K-LIMITED LEADER TO ADDRESS INDUSTRY SAFETY, REGULATION

Local CEO to lead national tanker truck association

6/24/2014
BY TYREL LINKHORN
BLADE BUSINESS WRITER
  • b3kaplan

    Kaplan

  • The 700-member National Tank Truck Carriers Inc., led by Dean Kaplan, is pushing for a national clearinghouse of drivers’ records.
    The 700-member National Tank Truck Carriers Inc., led by Dean Kaplan, is pushing for a national clearinghouse of drivers’ records.

    The chief executive of a Toledo-based tanker truck firm has been elected chairman of a national trucking association, a position he said should allow him to help the industry as well as his hometown.

    Dean Kaplan, CEO of K-Limited Carriers Ltd., was elected last month to lead the National Tank Truck Carriers Inc.

    Mr. Kaplan, 61, is to serve a one-year term atop the 700-member organization.

    He said Monday that he wants to get drivers better recognition, push safety, and help address regulatory concerns, such as hours of service issues.

    Kaplan
    Kaplan

    Mr. Kaplan has spent nearly his entire life in the business, following his father, who started a trucking outfit in 1940.

    K-Limited was founded in 1997 by Mr. Kaplan and his wife, Kim. Mrs. Kaplan is the majority owner of the firm.

    The company has grown to more than more than 100 trucks with terminals in Toledo, Detroit, Chicago, Cincinnati, and Cleveland.

    As chairman of the National Tank Truck Carriers, Mr. Kaplan said he wants to further recognition of the industry’s drivers.

    “The safety culture that is with them every day of their working lives. It’s not something that just happens, it’s something that really starts from the top,” he said.

    Safety is something Mr. Kaplan keeps going back to, especially now as early indications are that a truck driver was at fault in the fatal crash involving comedian Tracy Morgan.

    Mr. Morgan was injured and his friend James McNair was killed on June 7 when their limousine van was struck from behind by a Wal-Mart truck on the New Jersey Turnpike. The truck driver, Kevin Roper, has pleaded not guilty to one count of death by auto and four counts of assault by auto.

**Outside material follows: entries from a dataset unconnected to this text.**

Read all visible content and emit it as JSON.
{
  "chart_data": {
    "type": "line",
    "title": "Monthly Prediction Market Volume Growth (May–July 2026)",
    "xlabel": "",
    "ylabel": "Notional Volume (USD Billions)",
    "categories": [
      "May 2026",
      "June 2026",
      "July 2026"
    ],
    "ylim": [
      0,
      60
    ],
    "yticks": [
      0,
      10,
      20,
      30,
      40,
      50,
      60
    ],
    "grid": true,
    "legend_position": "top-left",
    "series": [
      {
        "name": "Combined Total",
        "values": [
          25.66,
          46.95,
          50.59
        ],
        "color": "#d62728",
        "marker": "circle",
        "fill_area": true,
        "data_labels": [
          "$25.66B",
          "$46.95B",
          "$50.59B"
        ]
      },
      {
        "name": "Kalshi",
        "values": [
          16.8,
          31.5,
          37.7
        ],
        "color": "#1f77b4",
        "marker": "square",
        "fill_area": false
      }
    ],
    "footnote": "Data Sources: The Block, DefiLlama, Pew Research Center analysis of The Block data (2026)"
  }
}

    Investigators said Mr. Roper had been on the job about 13½ hours at the time of the crash. Federal rules permit truck drivers to work up to 14 hours a day, with a maximum of 11 hours behind the wheel.

    Mr. Kaplan said he doesn’t want to downplay the severity of any crash, especially one involving a tractor-trailer. But he also points out that the industry is safe and has done a very good job of improving that record.

    Data from the American Trucking Association shows the number of injuries from crashes involving trucks fell 20 percent from 2002 to 2012, while the number of deaths fell 21 percent over the same period.

    The truck-involved fatality rate per 100 million miles driven fell 37 percent.

    Mr. Kaplan hopes those numbers can fall even further.

    He and the organization think one helpful regulation would be requiring electronic logbooks.

    The group also is pushing for a national clearinghouse against which leaders could check applicants for prior drug or alcohol violations.

    One of the current issues at the forefront for the organization are hours of service overnight rest rules that Mr. Kaplan says puts more trucks on the road during the prime rush hour times in the morning and can make just-in-time shipping schedules more challenging.

    He also thinks the platform he has at the National Tank Truck Carriers will be good for talking up the area.

    “We’re in such a good position, and I think the position of a chairmanship can certainly bring light to Toledo,” he said.

    Mr. Kaplan said Toledo’s access to I-80, I-75, a deep water port, and an airport make the area a natural place for more transportation.

    “We have such an opportunity in Toledo,” he said. “It’s one of the few metropolitan and commerce areas that’s not bottlenecked ... We do business in Chicago. You can’t move anything in Chicago.”